British Prime Minister Theresa May responded Monday to the attack on a mosque in the Finsbury Park section of London by doubling down on the need to place stricter regulations on the internet to crack down on extremist content.

"This government will act to stamp out extremist and hateful ideology, both across society and on the internet," May said after the attack, in which a van drove into a crowd of Muslim worshippers leaving a mosque. The attack left one person dead and 10 others injured.

Read: London Vehicle Attack Outside Finsbury Park Mosque Causes Multiple Casualties

The statement from May is just her latest attempt to regulate internet services in response to terrorist attacks. The prime minister, whose party lost seats in the most recent elections, has responded to several incidents in the United Kingdom by calling on internet companies to cooperate more fully with law enforcement.

May and other U.K. leaders also have been aggressively pushing for tech companies to take more action to help law enforcement counter terrorist attacks.

Following an attack in Westminster earlier this year, Home Secretary Amber Rudd placed blame on encrypted messaging platform WhatsApp after it was discovered the attacker had a smartphone and was apparently communicating with others through WhatsApp. Because of the encryption, law enforcement was unable to determine what the attacker was talking about with others.

Rudd called for platforms like the Facebook-owned WhatsApp and others like Signal to cooperate in investigations into terrorist attacks, and suggested encrypted communications have allowed terrorists to hide their conversations from law enforcement.

Read: Do Encryption Apps, Social Media Help Terrorism?
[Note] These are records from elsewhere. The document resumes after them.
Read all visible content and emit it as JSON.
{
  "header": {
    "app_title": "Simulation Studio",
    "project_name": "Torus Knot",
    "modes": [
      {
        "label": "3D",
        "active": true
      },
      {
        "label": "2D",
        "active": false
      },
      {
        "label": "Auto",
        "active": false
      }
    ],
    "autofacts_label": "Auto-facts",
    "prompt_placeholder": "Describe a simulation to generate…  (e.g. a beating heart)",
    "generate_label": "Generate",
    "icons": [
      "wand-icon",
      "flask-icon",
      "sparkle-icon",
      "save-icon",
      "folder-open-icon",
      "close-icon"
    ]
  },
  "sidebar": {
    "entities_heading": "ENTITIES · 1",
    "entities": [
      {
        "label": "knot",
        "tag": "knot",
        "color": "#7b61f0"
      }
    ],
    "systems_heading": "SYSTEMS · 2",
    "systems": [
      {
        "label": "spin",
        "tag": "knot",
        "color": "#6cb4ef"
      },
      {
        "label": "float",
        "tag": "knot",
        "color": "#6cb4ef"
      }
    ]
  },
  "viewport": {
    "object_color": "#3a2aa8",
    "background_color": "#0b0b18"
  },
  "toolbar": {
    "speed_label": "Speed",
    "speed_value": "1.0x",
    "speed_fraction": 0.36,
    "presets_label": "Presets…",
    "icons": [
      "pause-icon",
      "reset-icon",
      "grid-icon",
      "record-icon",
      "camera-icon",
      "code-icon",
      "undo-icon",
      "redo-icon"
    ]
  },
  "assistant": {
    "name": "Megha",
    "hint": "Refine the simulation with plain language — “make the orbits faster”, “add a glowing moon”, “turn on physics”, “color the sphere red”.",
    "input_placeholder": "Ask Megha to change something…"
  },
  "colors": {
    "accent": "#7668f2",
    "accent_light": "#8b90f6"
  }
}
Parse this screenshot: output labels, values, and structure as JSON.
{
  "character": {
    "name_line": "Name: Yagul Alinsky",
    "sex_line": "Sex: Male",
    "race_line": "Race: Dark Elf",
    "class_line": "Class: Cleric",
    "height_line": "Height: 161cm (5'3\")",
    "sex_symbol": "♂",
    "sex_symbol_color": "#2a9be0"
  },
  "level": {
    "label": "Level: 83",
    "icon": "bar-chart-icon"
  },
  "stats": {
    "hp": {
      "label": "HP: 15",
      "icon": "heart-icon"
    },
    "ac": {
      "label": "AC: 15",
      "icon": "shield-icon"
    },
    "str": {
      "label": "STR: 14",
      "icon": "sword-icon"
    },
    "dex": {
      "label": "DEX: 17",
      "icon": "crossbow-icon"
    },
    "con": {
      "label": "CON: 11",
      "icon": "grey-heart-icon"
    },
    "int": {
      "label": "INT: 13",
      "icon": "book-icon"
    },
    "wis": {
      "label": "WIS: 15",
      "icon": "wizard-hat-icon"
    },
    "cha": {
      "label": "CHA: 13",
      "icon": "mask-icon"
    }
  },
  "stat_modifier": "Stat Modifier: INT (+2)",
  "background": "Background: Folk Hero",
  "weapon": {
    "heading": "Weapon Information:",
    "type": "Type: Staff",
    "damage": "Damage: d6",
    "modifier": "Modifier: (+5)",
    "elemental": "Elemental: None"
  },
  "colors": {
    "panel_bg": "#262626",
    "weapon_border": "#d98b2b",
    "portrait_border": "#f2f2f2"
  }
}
UK Prime Minister Wants Tech Companies To Do More

Last month, a leaked technical draft of the United Kingdom’s Investigatory Powers Act showed the government may grant itself the ability to demand technology companies provide a backdoor into encrypted messaging services by forcing companies to maintain and disclose user data when requested by law enforcement.

The push for more cooperation from social media services and encrypted apps has gone on for several years in the U.K. Former Prime Minister David Cameron once suggested blocking encrypted messaging services unless they provided a government backdoor following the 2015 Charlie Hebdo shooting in Paris.

May also used the annual Group of Seven meeting in May to push other industrialized countries — including the United States, Canada, Germany, France, Italy and Japan — to do more to fight online extremism, including the development of strategies to push social networks to remove extremist content.

May is not alone in her push for stricter rules. Australian Prime Minister Malcolm Turnbull and Labor Party leader Bill Shorten joined in the call for cooperation from social media and messaging platforms following a terrorist attack in Melbourne earlier this month.

Similar sentiments have existed in the U.S. though have been back-burnered in recent years. Following the San Bernardino shooting in late 2015, there was a push to force tech companies — in particular, Apple — to break their encryption protocols to grant law enforcement access to content on devices. Apple didn’t comply, but the FBI eventually was able to gain access regardless.